Depuis près d’un an, un grand nombre de moteurs électriques basse tension doivent satisfaire aux exigences de la directive sur les rendements et l’écoconception. Les fabricants regardent déjà vers les prochains niveaux et les solutions techniques nécessaires pour les atteindre.
Souvenez-vous, le 16 juin 2011 entrait en vigueur le règlement 640/2009 de la commission européenne imposant la mise sur le marché de moteurs à haut rendement. Selon cette directive, en Europe, tous les moteurs électriques asynchrones basse tension à 2, 4 et 6 pôles et puissance de 750 Watts à 375 kW et fonctionnant en service continu doivent présenter un rendement de classe IE2, défini par la norme IEC 60034-30. Et ce n’est qu’un début. En effet, la directive prévoit encore d’autres étapes accompagnées d’exigences toujours plus fortes. Ainsi, après les moteurs IE2 imposés l’an dernier, au 1er janvier 2015, les moteurs de 7,5 à 375 kW devront tous être de classe IE3 (ou de classe IE2 avec commande en vitesse variable). Et au 1er janvier 2017, cette condition s’appliquera à tous les moteurs de 750W à 375 kW.
Un énorme parc impacté
Les exceptions à la règle sont nombreuses. Les moteurs dimensionnés pour fonctionner en immersion totale, ceux totalement intégrés dans une machine, les modèles Atex, les moteurs freins, et les modèles destinés à fonctionner à certaines altitudes et sous certaines conditions de températures, sont ainsi exclus du champ d’application de la réglementation. Mais le nombre de moteurs concernés est important et la machine du changement est en marche. « Globalement la directive touche 50% du parc installé et en un an, la moitié a basculé en haut rendement », déclare Jean-François Soguel, chef de produit chez Leroy Somer. Confirmation chez Siemens, chiffres à l’appui : « dans les moteurs en aluminium, destinés à des applications standard (pompage, ventilation…), depuis juin 2011, nous avons vendu 5400 modèles IE1 et plus de 8000 IE2 », déclare Mohamed Belhassaine, chef de produit chez Siemens.
IE1 à IE2 : facile
Le défi pour les constructeurs de moteurs ? Il a été surtout logistique, pour déterminer les quantités à produire dans chaque classe, afin de s’adapter au basculement plus ou moins tardif selon les pays. A noter, certains pays comme la Russie acceptent encore sans restriction les moteurs IE1… L’aspect technique, lui a été plus facile à gérer. Concrètement, pour un moteur à 4 pôles de 4 kW, le passage du niveau IE1 à l’IE2 se traduit par une augmentation du rendement de 83,1 à 86,6%. Et pour l’ensemble des moteurs concernés, l’écart d’une classe à l’autre s’élève à 5 % en moyenne. Pour les fabricants, cela n’a pas représenté une difficulté. « En IE2, la technologie reste classique, confirme note Régis Buchmann, responsable de l’activité moteurs basse tension chez ABB. Les moteurs demeurent des moteurs asynchrones classiques à rotor en aluminium et bobinage traditionnel. » L’usage de matériaux de meilleure qualité et l’augmentation de quantité de cuivre dans les bobinages ont, la plupart du temps, suffi à atteindre les rendements exigés. En outre, d’autres pays comme les Etats-Unis, le Canada, le Mexique, et même la Chine et l’Inde ayant déjà instauré des réglementations équivalentes, la plupart des fournisseurs avait déjà au catalogue des modèles adéquats.

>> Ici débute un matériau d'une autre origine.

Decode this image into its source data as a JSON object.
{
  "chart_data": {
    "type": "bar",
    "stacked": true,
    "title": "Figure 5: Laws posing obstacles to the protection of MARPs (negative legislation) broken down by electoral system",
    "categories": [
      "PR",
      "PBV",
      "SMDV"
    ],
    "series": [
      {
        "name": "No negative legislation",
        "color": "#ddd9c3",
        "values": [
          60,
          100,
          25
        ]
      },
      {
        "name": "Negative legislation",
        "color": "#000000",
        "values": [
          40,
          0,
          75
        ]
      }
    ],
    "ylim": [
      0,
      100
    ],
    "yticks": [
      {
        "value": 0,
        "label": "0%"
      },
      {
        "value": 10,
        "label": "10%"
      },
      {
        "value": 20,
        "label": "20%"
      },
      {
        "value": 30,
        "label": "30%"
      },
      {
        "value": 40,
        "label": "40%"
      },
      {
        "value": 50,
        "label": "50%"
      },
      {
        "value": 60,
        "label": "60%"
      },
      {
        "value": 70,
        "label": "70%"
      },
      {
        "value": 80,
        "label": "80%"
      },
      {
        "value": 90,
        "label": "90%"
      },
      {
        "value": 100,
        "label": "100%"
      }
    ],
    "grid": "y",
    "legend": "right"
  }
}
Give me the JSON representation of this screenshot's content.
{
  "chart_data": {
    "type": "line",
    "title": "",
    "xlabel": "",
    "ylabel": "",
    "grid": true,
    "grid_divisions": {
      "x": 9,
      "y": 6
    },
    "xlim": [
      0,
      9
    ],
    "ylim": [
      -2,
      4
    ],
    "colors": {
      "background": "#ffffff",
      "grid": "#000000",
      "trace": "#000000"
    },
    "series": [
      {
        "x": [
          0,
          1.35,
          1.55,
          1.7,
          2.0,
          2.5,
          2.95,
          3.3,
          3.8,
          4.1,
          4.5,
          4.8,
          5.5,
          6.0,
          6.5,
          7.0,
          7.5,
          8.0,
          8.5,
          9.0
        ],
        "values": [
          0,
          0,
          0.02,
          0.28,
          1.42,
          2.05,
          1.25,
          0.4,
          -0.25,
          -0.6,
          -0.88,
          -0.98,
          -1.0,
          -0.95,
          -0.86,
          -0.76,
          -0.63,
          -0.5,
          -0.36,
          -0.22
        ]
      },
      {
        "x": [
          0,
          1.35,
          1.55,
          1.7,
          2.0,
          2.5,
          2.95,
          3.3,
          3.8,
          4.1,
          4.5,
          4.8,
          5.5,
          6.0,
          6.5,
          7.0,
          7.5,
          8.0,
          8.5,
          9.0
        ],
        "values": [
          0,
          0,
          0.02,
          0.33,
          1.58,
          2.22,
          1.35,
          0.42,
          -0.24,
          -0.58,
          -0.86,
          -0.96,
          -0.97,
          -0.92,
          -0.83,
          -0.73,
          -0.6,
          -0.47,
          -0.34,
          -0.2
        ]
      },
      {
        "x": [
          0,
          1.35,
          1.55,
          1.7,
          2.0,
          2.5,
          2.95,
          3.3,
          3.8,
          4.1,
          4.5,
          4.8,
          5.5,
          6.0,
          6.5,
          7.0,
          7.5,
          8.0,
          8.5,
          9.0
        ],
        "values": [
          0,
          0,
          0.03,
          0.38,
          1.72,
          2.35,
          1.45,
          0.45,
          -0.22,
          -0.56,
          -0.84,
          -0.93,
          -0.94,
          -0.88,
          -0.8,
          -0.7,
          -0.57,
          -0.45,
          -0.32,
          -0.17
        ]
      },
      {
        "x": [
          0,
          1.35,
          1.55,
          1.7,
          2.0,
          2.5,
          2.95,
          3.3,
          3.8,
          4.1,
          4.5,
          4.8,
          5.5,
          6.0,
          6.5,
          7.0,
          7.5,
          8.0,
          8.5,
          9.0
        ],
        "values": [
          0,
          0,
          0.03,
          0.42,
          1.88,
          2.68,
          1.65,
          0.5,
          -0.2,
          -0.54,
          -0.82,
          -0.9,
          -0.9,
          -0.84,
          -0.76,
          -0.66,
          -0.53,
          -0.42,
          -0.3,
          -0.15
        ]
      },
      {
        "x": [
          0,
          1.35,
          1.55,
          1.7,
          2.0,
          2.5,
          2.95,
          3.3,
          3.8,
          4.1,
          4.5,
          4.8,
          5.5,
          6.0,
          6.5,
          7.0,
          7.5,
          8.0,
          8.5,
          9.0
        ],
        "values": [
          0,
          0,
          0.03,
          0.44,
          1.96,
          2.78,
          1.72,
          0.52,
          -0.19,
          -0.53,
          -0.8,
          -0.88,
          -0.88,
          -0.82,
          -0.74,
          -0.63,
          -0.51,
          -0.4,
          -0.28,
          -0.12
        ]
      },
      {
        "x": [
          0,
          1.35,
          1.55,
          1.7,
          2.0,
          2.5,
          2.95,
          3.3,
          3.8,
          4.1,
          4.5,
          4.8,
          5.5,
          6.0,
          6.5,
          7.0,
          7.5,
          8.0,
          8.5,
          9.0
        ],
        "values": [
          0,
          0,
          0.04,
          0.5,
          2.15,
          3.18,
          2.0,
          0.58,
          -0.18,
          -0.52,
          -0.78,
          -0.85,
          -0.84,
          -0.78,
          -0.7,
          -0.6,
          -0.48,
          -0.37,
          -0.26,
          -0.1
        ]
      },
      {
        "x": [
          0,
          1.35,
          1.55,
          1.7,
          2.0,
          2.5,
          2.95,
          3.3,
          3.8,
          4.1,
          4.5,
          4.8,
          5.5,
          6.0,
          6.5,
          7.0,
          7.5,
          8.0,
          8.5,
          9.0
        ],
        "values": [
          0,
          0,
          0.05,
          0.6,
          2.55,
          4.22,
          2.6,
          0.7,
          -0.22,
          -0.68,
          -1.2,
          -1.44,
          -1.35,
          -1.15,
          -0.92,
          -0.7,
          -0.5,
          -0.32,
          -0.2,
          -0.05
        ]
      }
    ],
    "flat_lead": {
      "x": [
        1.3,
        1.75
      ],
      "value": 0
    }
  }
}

Reste que ce changement a des conséquences non négligeables. D’abord, si les dimensions normatives comme les emplacements des fixations des moteurs restent inchangées, « en moyenne, la longueur du moteur augmente de 7% et le poids de 15% entre l’IE1 et l’IE2 », déclare Régis Buchmann. Quant au prix du moteur, « l’écart est plus important pour les petites tailles car ils contiennent proportionnellement davantage de cuivre et de tôles magnétiques mais en moyenne, les écarts de prix varient de 10 à 25% », poursuit le chef de produit. Pour contenir les prix de leurs équipements et éviter de revoir leurs conceptions pour intégrer des moteurs plus volumineux, certains constructeurs de machines (EOM) ont constitué de gros stocks de moteurs IE1 avant la date butoir. Certains cherchent, maintenant encore, à échapper à la directive en employant des moteurs IE1 avec des plaquages spécifiques, ou en leur associant des commandes à vitesse variable. D’autres se livrent même à des abus… sans grand risque, puisqu’en France, contrairement à d’autres pays, aucun contrôle n’est organisé sur les installations. Et en cas de fraude avérée, c’est le fabricant qui se voit tenu de retirer tous les moteurs vendus depuis le 16 juin 2011. L’EOM et l’utilisateur final, eux, ne risquent presque rien… « L’épée de Damoclès est sur le fabricant, pas sur l’utilisateur », résume Jean-François Soguel.
IE3 : moins évident
Désormais, les fabricants de moteurs et leurs clients ont les yeux rivés sur l’échéance du 1er janvier 2015, qui marquera le passage à l’IE3 pour une grande partie des moteurs. Là encore, certains s’annoncent prêts. « Nous commercialisons déjà des moteurs IE3. Car certains clients ont fait le choix de ne pas passer par la case IE2, compte tenu de la charge trop importante en terme de reconception dans un délai assez court », note Régis Buchmann. Mais pour gagner les quelques pourcents de rendement supplémentaires, les efforts de R&D à consentir sont plus importants. « Nous restons encore sur des technologies classiques, mais il faut calculer au plus jute les paramètres, optimiser la qualité des matériaux, notamment en utilisant des tôles magnétiques de meilleure qualité », note le chef de produit. Siemens a, lui aussi, fait le nécessaire et se déclare déjà prêt. Mais « la problématique est la même : il faut toujours plus de cuivre donc les moteurs sont plus long et plus chers », reconnaît Mohamed Belhassaine.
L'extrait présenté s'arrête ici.